Наверное, их привел в ужас мой судорожный подъем. Нашли меня не в
палисаднике, где остались кровавые следы, а у дома, у самой двери. Вряд ли
кто-либо подтащил, было поздно.
Д-р. Павлов.— В сознание Антон пришел на второй неделе, в
больнице. Я сидел рядом. Открыть глаза он
259
не мог, но узнал меня. Первые слова: «Не надо, сам... Я тебя прошу...
только...» Пошел на поправку стремительно.
Публикатор.— Было ли расследование?..
Д-р Павлов.— Нам все и так было ясно. Антон не хотел никакого суда,
никакого... «Суд уже состоялся». Я был настроен иначе, пришлось смириться.
Публикатор.— Оргаев?..
Д-р Павлов.— На следующий день после нападения укатил в командировку, в
Италию.
После выписки я старался по возможности не оставлять Тоника, временами у
него жил. Но иногда он просил дать ему побыть в уединении.

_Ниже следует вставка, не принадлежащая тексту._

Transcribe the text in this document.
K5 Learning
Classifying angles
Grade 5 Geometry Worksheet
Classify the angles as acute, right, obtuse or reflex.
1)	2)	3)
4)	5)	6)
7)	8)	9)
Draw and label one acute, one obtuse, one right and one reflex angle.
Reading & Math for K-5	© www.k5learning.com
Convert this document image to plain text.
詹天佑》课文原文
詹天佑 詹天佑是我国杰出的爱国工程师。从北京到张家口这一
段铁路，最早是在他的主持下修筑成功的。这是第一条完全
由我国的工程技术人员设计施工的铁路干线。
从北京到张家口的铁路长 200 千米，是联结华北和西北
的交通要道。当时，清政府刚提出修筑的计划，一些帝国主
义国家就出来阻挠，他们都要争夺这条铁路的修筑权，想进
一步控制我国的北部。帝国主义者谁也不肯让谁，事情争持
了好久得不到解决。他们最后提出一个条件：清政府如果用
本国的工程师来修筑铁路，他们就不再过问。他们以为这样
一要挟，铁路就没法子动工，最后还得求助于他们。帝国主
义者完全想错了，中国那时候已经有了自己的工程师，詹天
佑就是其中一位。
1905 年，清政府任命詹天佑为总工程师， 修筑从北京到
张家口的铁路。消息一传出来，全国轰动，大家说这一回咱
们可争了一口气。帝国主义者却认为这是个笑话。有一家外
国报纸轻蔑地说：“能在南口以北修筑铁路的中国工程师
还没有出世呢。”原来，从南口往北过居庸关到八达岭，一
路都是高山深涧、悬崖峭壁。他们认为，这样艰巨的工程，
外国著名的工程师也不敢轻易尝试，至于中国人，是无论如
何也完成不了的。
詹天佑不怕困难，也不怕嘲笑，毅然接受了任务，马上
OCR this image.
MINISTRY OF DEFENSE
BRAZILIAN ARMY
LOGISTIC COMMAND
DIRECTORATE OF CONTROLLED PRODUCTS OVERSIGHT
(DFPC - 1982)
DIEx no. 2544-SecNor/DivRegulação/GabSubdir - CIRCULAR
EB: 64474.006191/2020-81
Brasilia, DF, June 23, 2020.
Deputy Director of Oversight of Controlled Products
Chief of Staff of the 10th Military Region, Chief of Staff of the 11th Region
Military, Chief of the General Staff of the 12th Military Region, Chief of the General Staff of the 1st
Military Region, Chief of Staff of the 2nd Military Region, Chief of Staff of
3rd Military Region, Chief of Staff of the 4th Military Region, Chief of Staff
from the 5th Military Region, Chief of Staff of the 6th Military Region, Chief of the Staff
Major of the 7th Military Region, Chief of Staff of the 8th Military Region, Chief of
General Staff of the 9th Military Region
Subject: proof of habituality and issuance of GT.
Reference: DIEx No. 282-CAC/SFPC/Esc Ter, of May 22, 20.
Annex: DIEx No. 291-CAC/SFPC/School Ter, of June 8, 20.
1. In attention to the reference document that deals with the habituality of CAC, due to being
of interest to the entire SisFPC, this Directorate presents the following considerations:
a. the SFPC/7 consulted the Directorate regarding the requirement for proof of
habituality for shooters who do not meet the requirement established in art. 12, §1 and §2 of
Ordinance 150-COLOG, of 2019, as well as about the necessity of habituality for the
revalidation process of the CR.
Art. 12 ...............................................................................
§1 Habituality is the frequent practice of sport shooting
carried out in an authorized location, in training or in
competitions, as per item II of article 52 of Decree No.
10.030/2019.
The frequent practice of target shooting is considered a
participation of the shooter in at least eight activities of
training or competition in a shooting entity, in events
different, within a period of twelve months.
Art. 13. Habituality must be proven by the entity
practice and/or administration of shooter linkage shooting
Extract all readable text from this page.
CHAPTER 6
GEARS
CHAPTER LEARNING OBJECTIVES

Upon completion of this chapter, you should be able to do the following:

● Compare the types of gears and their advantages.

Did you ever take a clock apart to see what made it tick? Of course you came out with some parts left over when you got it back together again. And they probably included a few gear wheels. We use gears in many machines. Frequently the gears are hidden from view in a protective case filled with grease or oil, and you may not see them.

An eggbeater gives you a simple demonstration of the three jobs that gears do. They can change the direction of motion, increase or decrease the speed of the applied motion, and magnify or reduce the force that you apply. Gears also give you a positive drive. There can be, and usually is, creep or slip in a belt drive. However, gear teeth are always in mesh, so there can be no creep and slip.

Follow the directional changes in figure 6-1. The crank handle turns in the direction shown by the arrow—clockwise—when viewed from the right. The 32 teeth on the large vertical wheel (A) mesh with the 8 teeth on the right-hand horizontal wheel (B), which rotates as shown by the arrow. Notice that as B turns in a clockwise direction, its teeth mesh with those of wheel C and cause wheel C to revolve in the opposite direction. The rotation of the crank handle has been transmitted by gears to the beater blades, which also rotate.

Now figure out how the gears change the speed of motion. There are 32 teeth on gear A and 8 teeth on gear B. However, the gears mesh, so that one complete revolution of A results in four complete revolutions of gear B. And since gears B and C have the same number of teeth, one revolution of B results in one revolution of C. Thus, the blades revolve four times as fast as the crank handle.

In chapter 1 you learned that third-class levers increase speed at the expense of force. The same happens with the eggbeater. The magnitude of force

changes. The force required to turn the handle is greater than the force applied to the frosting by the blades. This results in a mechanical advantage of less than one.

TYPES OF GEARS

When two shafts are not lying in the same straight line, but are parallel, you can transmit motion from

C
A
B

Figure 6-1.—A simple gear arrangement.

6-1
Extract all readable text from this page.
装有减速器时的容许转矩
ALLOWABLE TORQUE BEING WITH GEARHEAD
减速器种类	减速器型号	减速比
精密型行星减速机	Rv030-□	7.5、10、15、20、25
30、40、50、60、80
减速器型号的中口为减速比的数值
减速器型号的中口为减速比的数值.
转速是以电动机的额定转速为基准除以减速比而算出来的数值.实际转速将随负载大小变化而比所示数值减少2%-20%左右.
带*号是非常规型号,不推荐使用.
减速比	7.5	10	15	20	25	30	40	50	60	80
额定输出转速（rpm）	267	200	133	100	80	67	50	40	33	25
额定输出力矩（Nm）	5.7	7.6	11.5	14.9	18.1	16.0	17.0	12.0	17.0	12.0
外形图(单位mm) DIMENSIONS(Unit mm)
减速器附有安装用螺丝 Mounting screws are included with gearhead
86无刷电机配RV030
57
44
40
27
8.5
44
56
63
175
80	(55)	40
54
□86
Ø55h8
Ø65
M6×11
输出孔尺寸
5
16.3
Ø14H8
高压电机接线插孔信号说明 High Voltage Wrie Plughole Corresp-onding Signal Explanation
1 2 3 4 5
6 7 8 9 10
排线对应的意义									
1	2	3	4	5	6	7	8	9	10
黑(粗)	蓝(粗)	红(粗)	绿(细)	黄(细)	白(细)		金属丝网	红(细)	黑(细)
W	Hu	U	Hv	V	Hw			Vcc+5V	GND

В один из таких моментов и прозвучал «первый звонок». В кресле за
письменным столом Антон потерял сознание и просидел так, наверное, около суток,
пока не явился я.
В машине, по дороге в больницу, пытался что-то говорить, но речь была
неразборчива, руки и ноги плохо слушались. В больнице быстро пришел в себя и
убежал.
Через неопределенные промежутки времени «звонки» начали повторяться: то
кратковременный паралич, то опять потеря сознания, то слепота. Наконец,
уговорил его обследоваться у Жени Гасилина, нашего бывшего сокурсника,
профессора нейрохирургии. Женя, спасибо ему, не стал темнить, выложил снимки.
Посттравматическая аневризма внутренней мозговой артерии. Постепенное
истончение стенки. Прорыв — в любой миг. Неоперабельно. Как-то оттянуть исход
мог бы только постоянный покой, полнейшее исключение напряжений, фортепиано —
ни в коем случае. Антон только свистнул, когда услышал эти рекомендации.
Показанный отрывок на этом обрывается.